Spielwarenmesse toy fair. PHOTO: SPIELWARENMESSE

Spielwarenmesse in Nuremberg is the global meeting point for the toy industry, where brands and designers preview what will shape how children play and learn next. At this year’s fair, one message stood out clearly: toys are no longer built just to entertain, but to listen, respond and grow with children. Tuya Smart, a global AI cloud platform company, used the event to show how AI-powered toys are turning familiar formats into interactive companions that can talk, react emotionally and adapt over time.

The company’s central argument was simple but far-reaching. The next generation of artificial intelligence toys will not be defined by motors, sensors or screens alone, but by how well they understand human behavior. Instead of being single-function objects, smart toys for children are becoming systems that combine language models, emotion recognition and memory to support ongoing interaction.

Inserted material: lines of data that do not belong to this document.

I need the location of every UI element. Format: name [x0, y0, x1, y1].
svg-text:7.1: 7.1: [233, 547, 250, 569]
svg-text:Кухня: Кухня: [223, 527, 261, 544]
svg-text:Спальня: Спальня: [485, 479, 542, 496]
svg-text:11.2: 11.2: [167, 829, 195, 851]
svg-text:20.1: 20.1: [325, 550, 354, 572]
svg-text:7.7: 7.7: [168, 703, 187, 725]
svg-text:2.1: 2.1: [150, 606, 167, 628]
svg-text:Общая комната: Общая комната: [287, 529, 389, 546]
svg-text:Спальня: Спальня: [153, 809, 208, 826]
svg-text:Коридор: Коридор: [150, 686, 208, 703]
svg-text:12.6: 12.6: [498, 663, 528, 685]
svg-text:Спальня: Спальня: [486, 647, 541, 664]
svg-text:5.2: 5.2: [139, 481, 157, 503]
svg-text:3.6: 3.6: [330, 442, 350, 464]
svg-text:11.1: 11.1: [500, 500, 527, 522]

One of the most talked-about examples was Tuya Smart’s Nebula Plush AI Toy. At first glance, it looks like a soft, expressive plush figure. Inside, it uses emotional recognition to change its LED facial expressions in real time. If a child sounds sad or excited, the toy’s eyes respond visually. It supports natural conversation, reacts to hugs and touch and combines storytelling, news-style updates and interactive games. Over time, it builds memory, allowing it to behave less like a gadget and more like an interactive AI toy that recalls past interactions.

Another example was Walulu, also developed using Tuya’s AI toy platform. Walulu is an AI pet built around personalization. It can detect up to 19 emotional states and speak more than 60 languages. It connects to major large language models such as ChatGPT, Gemini, DeepSeek, Qwen and Doubao. Through simple app-based controls, users choose traits like cheerful, quiet, curious or thoughtful. Those choices shape how Walulu talks and reacts. Instead of repeating scripts, it adjusts its tone and behavior over time. The result is not a novelty item, but an emotionally responsive AI toy that feels consistent in daily use.

Tuya also showed how educational AI toys can extend into learning and exploration. Its AI Learning Camera blends computer vision with interactive content. When it recognizes an object, it links it to cultural and learning material. If a child points it at a foreign word, it offers real-time pronunciation and translation. It can also turn drawings into digital artwork, encouraging active creativity rather than passive screen time. In this sense, AI toys for kids are becoming tools for learning as much as play.

These products point to a larger strategy. Tuya is not just making toys — it is building the AI toy development platform behind them. Through its AI Toy Solution, developers can design a toy’s personality, memory logic and behavior without training models from scratch. The system integrates with leading AI models and supports multi-turn conversation and emotional feedback, turning standard hardware into responsive AI companions.

The platform supports multiple development paths. Brands can use ready-to-market OEM solutions, add AI to existing products or build custom toys around their own characters. Plush toys, robots, educational tools and wearables can all become AI-powered toys without changing their physical design.

Because these products are made for children and families, safety is built in. Tuya’s system includes parental controls, conversation history review and content management. It supports standards such as GDPR and CCPA with encryption and data localization.

From a business standpoint, Tuya’s pitch is speed and scale. The company says its AI toy infrastructure can cut development time by more than half and reduce R&D costs by up to 50 percent. Its AIoT network spans over 200 countries and supports more than 60 languages, making global deployment of AI toys easier.

What emerged at Spielwarenmesse 2026 was not just a lineup of smart gadgets, but a clear shift in the category. AI toys are evolving into emotionally aware systems that talk, listen, remember and adapt. Their value lies not in sounding clever, but in fitting naturally into everyday life.

The fair did not present AI toys as a distant future. It showed them as products already entering the mainstream. The real question now is not whether toys will use AI, but how carefully that intelligence is designed for children.